Par Dr Bounhir BOUMEHDI
Médecin Radiologue
Une fiction qui s’inspire de faits réels
Dans un calme feutré, le centre de radiologie semblait baigner dans une sérénité presque solennelle.
Les machines ronronnaient doucement, tandis que l’équipe préparait soigneusement le patient de 58 ans pour une IRM de routine.
L’homme, bien que légèrement anxieux, s’était laissé glisser sur la table froide de l’appareil avec la résignation de quelqu’un habitué aux examens médicaux.

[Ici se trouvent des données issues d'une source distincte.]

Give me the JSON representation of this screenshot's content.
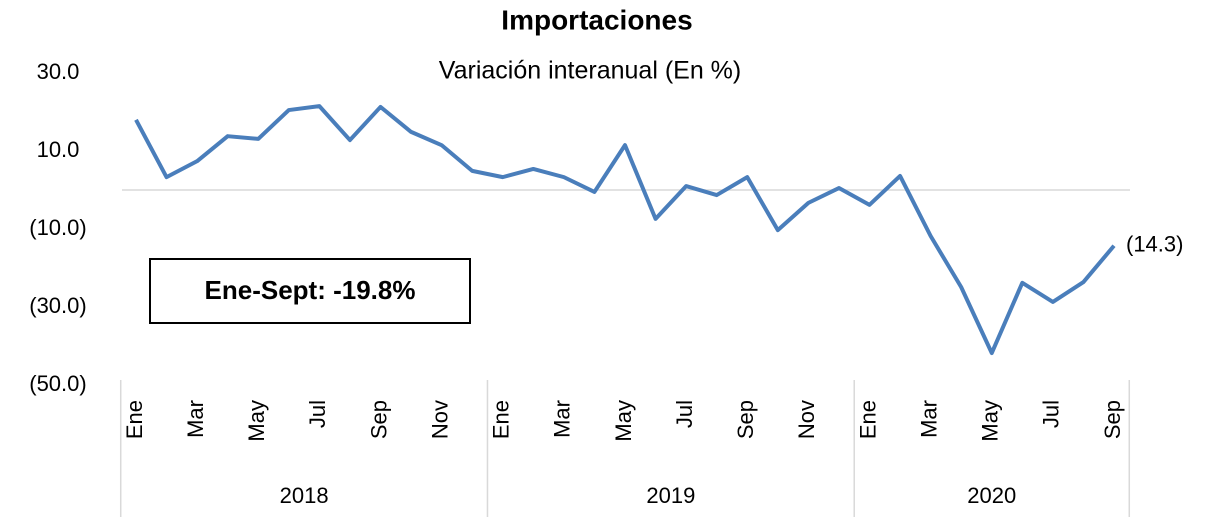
{
  "chart_data": {
    "type": "line",
    "title": "Importaciones",
    "subtitle": "Variación interanual (En %)",
    "annotation": "Ene-Sept:  -19.8%",
    "categories": [
      "Ene",
      null,
      "Mar",
      null,
      "May",
      null,
      "Jul",
      null,
      "Sep",
      null,
      "Nov",
      null,
      "Ene",
      null,
      "Mar",
      null,
      "May",
      null,
      "Jul",
      null,
      "Sep",
      null,
      "Nov",
      null,
      "Ene",
      null,
      "Mar",
      null,
      "May",
      null,
      "Jul",
      null,
      "Sep"
    ],
    "groups": [
      "2018",
      "2019",
      "2020"
    ],
    "series": [
      {
        "name": "Importaciones",
        "color": "#4a7ebb",
        "values": [
          18.0,
          3.3,
          7.4,
          13.8,
          13.1,
          20.5,
          21.5,
          12.8,
          21.3,
          14.9,
          11.5,
          4.9,
          3.3,
          5.4,
          3.3,
          -0.5,
          11.5,
          -7.4,
          1.0,
          -1.3,
          3.3,
          -10.3,
          -3.3,
          0.5,
          -3.8,
          3.6,
          -11.8,
          -24.9,
          -41.8,
          -23.8,
          -28.7,
          -23.6,
          -14.3
        ],
        "value_labels": [
          null,
          null,
          null,
          null,
          null,
          null,
          null,
          null,
          null,
          null,
          null,
          null,
          null,
          null,
          null,
          null,
          null,
          null,
          null,
          null,
          null,
          null,
          null,
          null,
          null,
          null,
          null,
          null,
          null,
          null,
          null,
          null,
          "(14.3)"
        ]
      }
    ],
    "ylim": [
      -50,
      30
    ],
    "yticks": [
      {
        "value": 30,
        "label": "30.0"
      },
      {
        "value": 10,
        "label": "10.0"
      },
      {
        "value": -10,
        "label": "(10.0)"
      },
      {
        "value": -30,
        "label": "(30.0)"
      },
      {
        "value": -50,
        "label": "(50.0)"
      }
    ]
  }
}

Le médecin radiologue, figure stoïque et rassurante, échangeait quelques mots avec le technicien de radiologie.
Tous les gestes étaient précis, minutieux, comme une chorégraphie répétée mille fois.
Lorsque l’appareil émit son premier grondement, le patient ferma les yeux, prêt à coopérer.
Mais soudain, une ombre passa sur son visage.
Il se figea, puis son expression se déforma sous le coup d'une douleur brutale, aiguë, partant de la poitrine gauche et irradiant vers son épaule.
Une souffrance fulgurante.
Le cœur du patient, habituellement discret, battait désormais à tout rompre, comme s’il hurlait à l’agonie.
Le regard du radiologue se fit plus perçant, plus attentif.
Il ne fallut que quelques mots du patient pour éveiller un terrible soupçon : un infarctus de myocarde.
Le radiologue, sentant l’urgence se profiler comme une ombre menaçante, appuya sur un bouton.
En un instant, le patient fut extirpé du tube métallique.
Mais le drame ne s’arrêta pas là.
Le patient, le visage devenu livide, se tordit soudain de douleur et porta instinctivement ses mains à son thorax, comme s’il tentait de contenir une explosion intérieure.
Il haleta, ses lèvres bleuissant dangereusement.
Puis, sans un bruit, il perdit connaissance, son corps s’effondrant lourdement sur la table d’examen.
Le médecin radiologue, un homme de sang-froid, ne perdit pas une seconde.
Il s’élança vers le patient et, avec une efficacité presque chirurgicale, entreprit les gestes vitaux d’urgence.
La pièce, qui quelques minutes plus tôt n’était qu’une simple salle d’examen, se transforma en théâtre de la survie.
Le temps semblait ralentir alors qu’il plaçait le patient en position latérale de sécurité, écoutant d’une oreille attentive les faibles battements de son cœur.
Le radiologue, cependant, ne se contenta pas d’attendre.
Il savait qu’il devait agir vite.
Un infarctus ne pardonne pas.
Il se dirigea vers la salle voisine et, dans un geste presque intuitif, fit passer le patient en urgence sous le scanner.
Il espérait déceler un indice, une anomalie, une piste vers l’origine de cette attaque brutale.
L’écran du scanner s’illumina d’un éclat froid, révélant une image sinistre : une sténose sévère, un rétrécissement fatal des artères coronaires.
Tout se jouait à la seconde près.
Le radiologue saisit le téléphone et appela un cardiologue interventionniste.
Une course contre la montre venait de commencer.
Le patient, entre la vie et la mort, dépendait désormais de la rapidité et de la précision des mains expertes qui allaient se battre pour lui.